ChatGPT cannot reliably recapitulate technical information like this, and it’s extremely important to understand why: It synthesizes its responses word-by-word based on the statistical likelihood of that next word according to the ENTIRE INTERNET as a database. More straightforward questions have probably been asked (in some form) hundreds of thousands of times on the internet, and have usually gotten the same answer (e.g. ‘What are the four essential macromolecules of life?’, ‘What are the 20 canonical amino acids?’, etc), and ChatGPT is more likely to consistently recapitulate the correct answer. More technical questions (or even questions with more words in them), like this, usually require highly specific answers, and you’re just not going to get that from a language model that was trained on, and is essentially the average of, the entire written internet, non-chem stuff included. It’s not designed to know facts. It’s designed to respond to questions the way it’s learned humans do. It obviously can’t critically think, so any answer it gives you is a weighted average of the writing samples it ‘recalls’ from its entire dataset, which again is far too general for a question like this. All of that being said, ChatGPT can still be an enormously powerful and helpful tool if used correctly. It’s a language model. Stick to using it for semantic tasks, like summarizing information, or achieving a conceptual understanding of written-about phenomena. I’ve just started thinking of ChatGPT as a slightly more sophisticated Google search that summarizes the relevant bits of resulting pages.

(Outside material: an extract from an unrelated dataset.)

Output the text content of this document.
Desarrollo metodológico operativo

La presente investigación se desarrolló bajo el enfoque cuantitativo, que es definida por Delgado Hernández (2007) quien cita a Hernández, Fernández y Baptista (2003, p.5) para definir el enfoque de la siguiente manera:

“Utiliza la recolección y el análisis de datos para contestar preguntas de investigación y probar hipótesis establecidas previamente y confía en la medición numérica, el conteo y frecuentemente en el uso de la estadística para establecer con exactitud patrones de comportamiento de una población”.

But again, nothing that requires any sort of train of reasoning.


No-Watercress880

Chat gpt is most definitely lying.


randomnonexpert

My recollection is dodgy af, but on paper it's possible to produce fumaric acid from malic acid. It would involve a couple of reactions and conversions. Theoretical yield: high Practical yield: low TLDR. You can. But you shouldn't.


Glum_Refrigerator

It’s partially lying. You can isomerize Maleic acid into fumaric acid using a strong acid but it’s due to the acid protonating the double bond into a single bond not dehydration. In general chatgpt isn’t recommended for things like this


rextrem

Someone has likely come with a dehydration reaction, phosphoric anhydride with heat. If there's R-CO-CH3-CHOH-R then the CH3 is acidic and the OH can become a leaving group -> dehydration.